August 2021, #89 A Meditation on the Past
In the Appendix to The Hidden Teaching Beyond Yoga [2015 edition], PB introduces the student to the ultramystic or philosophic exercises. He emphasizes that the preparatory level, ordinary mysticism, must be passed through to prepare the student for the higher level. “The possible extravagancies of exaltation or message, vision or voice can happen when the student does not adequately understand what happens to him during his mystic reverie, yogic trance, clairvoyant vision, or ecstatic absorption. These are real dangers which surround the yogi, the occultist, and the mystic which claim their victims throughout the world.… Only when his experiences are able to fall with complete comprehension into their proper place, can he hope to escape the aforementioned dangers.” (The Hidden Teaching, Appendix, p. 341.) “He must have the patience to study the true metaphysical meaning of the universe, as of the Overself, to explore the mystery of time, space, matter and mind, to probe into the constitution of the human ego and to lay bare the most secret workings of his thoughts, words and acts. With the knowledge thus gained, he can proceed to test the truth, gauge the value, and regulate the course of his inner development. As the latter passes through this purifying crucible of rational metaphysical examination, he will discover how easy it is to set up mere fictions in the firm belief that they are solid facts, and how hard to keep to the straight and narrow path which leads to the sublime Overself.” (ibid. p. 343.)
Having digested this one may go on to read about the metaphysical exercises and attempt to practice them. PB warns that the aspirant may not be able to concentrate sufficiently to succeed but may try because of the possibility of grace and because it may have been practiced in another life.
From Chap. 14, The Yoga of the Discerning Mind in The Wisdom of the Overself:
This meditation [on the past] is to be practiced preferably at night just before sleep but may be practiced in the morning immediately after waking up, but effects will be lessened. Laying on the back in bed with legs outstretched one embarks on visiting the previous 24 hours, reviewing the events of the past day starting from the moment of waking, and slowly work backward through the day’s experiences and finally, try to recall dreams from the previous night. If starting in the morning one will start with dreams from the previous night and end with the previous morning’s awakening. Meditating on intensely vivid images helps to black out other images which intrude themselves and helps to strengthen the mind’s picture making power. It will suffice to pick out a few major occurrences and reflections which are important from a personal and from a philosophic point of view. It is essential for one to see the body with its actions as belonging to someone else, beholding it as moving, talking, enjoying, and suffering with a sense of being separate from it as when watching someone else. If he or she can bring their own deeds and thoughts before the impartial tribunal of the better self while adopting a detached attitude one may expose unconscious complexes and hidden motives without favoritism.

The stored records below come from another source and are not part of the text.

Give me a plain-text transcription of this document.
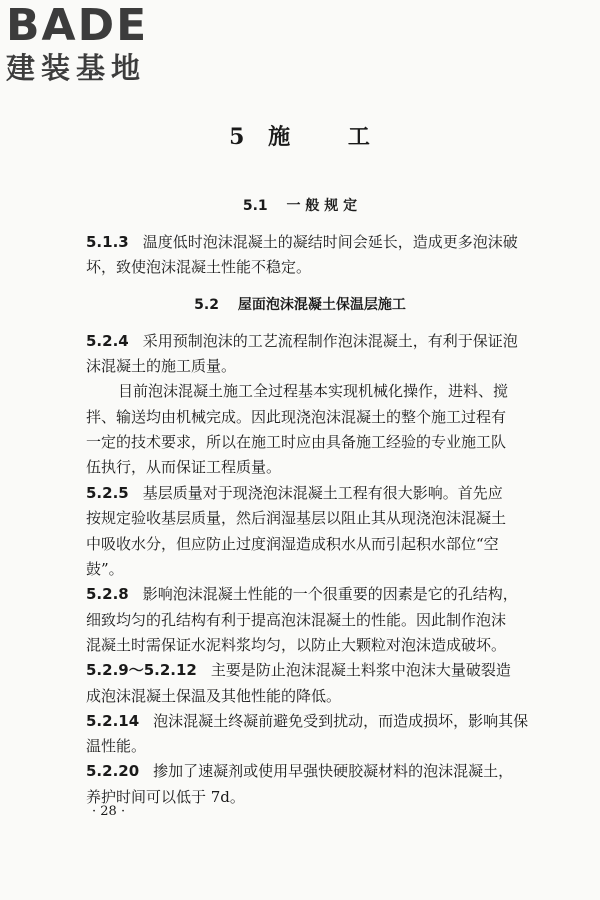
BADE
建装基地
5 施	工
5.1 一 般 规 定
5.2 屋面泡沫混凝土保温层施工
5.1.3 温度低时泡沫混凝土的凝结时间会延长，造成更多泡沫破
坏，致使泡沫混凝土性能不稳定。
5.2.4 采用预制泡沫的工艺流程制作泡沫混凝土，有利于保证泡
沫混凝土的施工质量。
目前泡沫混凝土施工全过程基本实现机械化操作，进料、搅
拌、输送均由机械完成。因此现浇泡沫混凝土的整个施工过程有
一定的技术要求，所以在施工时应由具备施工经验的专业施工队
伍执行，从而保证工程质量。
5.2.5 基层质量对于现浇泡沫混凝土工程有很大影响。首先应
按规定验收基层质量，然后润湿基层以阻止其从现浇泡沫混凝土
中吸收水分，但应防止过度润湿造成积水从而引起积水部位“空
鼓”。
5.2.8 影响泡沫混凝土性能的一个很重要的因素是它的孔结构，
细致均匀的孔结构有利于提高泡沫混凝土的性能。因此制作泡沫
混凝土时需保证水泥料浆均匀，以防止大颗粒对泡沫造成破坏。
5.2.9～5.2.12 主要是防止泡沫混凝土料浆中泡沫大量破裂造
成泡沫混凝土保温及其他性能的降低。
5.2.14 泡沫混凝土终凝前避免受到扰动，而造成损坏，影响其保
温性能。
5.2.20 掺加了速凝剂或使用早强快硬胶凝材料的泡沫混凝土，
养护时间可以低于 7d。
· 28 ·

This exercise develops the creative imagination and serves to impart philosophic lessons creating an effective means of self-betterment. These instructions from PB are carefully detailed and point out benefits which are long lasting. Some of the benefits are purifying motivation, educating emotions, strengthening will power and improving mental capacity. Repeated and faithful pursuit of this habit will upon its own constructions will eventually improve powers of remembrance. The philosophical purpose is realized when the student begins to understand that the past day is but a memory, a series of thought forms, not only in meditation but in actual life.

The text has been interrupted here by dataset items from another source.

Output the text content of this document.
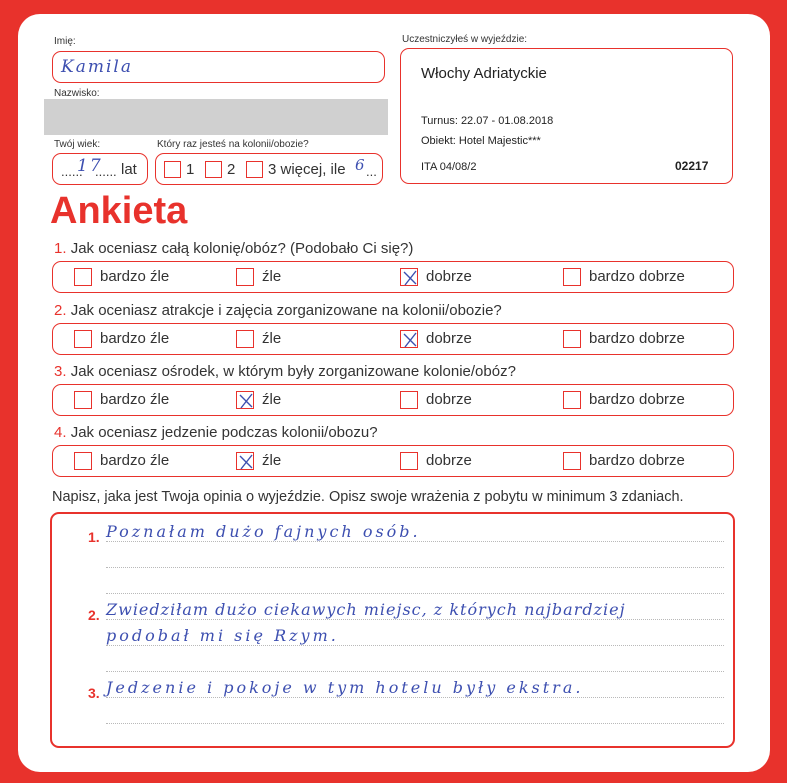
Imię:
Kamila
Nazwisko:
Twój wiek:
......
17
...... lat
Który raz jesteś na kolonii/obozie?
1 2 3 więcej, ile 6 ...
Uczestniczyłeś w wyjeździe:
Włochy Adriatyckie
Turnus: 22.07 - 01.08.2018
Obiekt: Hotel Majestic***
ITA 04/08/2	02217
Ankieta
1. Jak oceniasz całą kolonię/obóz? (Podobało Ci się?)
bardzo źle	źle	dobrze	bardzo dobrze
2. Jak oceniasz atrakcje i zajęcia zorganizowane na kolonii/obozie?
bardzo źle	źle	dobrze	bardzo dobrze
3. Jak oceniasz ośrodek, w którym były zorganizowane kolonie/obóz?
bardzo źle	źle	dobrze	bardzo dobrze
4. Jak oceniasz jedzenie podczas kolonii/obozu?
bardzo źle	źle	dobrze	bardzo dobrze
Napisz, jaka jest Twoja opinia o wyjeździe. Opisz swoje wrażenia z pobytu w minimum 3 zdaniach.
1. Poznałam dużo fajnych osób.
2. Zwiedziłam dużo ciekawych miejsc, z których najbardziej
podobał mi się Rzym.
3. Jedzenie i pokoje w tym hotelu były ekstra.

During these interludes the outside world will assume a new and amazing relation. The winding streets or lonely jungle which stretch all around will be felt as though they were like spider webs directly spun out of the inmost point of his own being. The solid walls of a house will no longer be entirely separate from him, the very ground on which he stands will no longer be merely alien substance and the living person who stands at his side is no longer a wholly separate creature. The frontiers between self and not-self which makes man a natural materialist somehow fade and fall away. Not that the particular objective forms of being vanish; they do not, but their being itself becomes strangely intimate with his own at this mysterious central point within himself. He becomes luminously aware that the mind bestows reality upon its own constructions by bestowing concentrated attention upon them, and that they are projected by the mind outward from within itself, as indeed is the whole world ( from The Wisdom of the Overself, Chapter 14).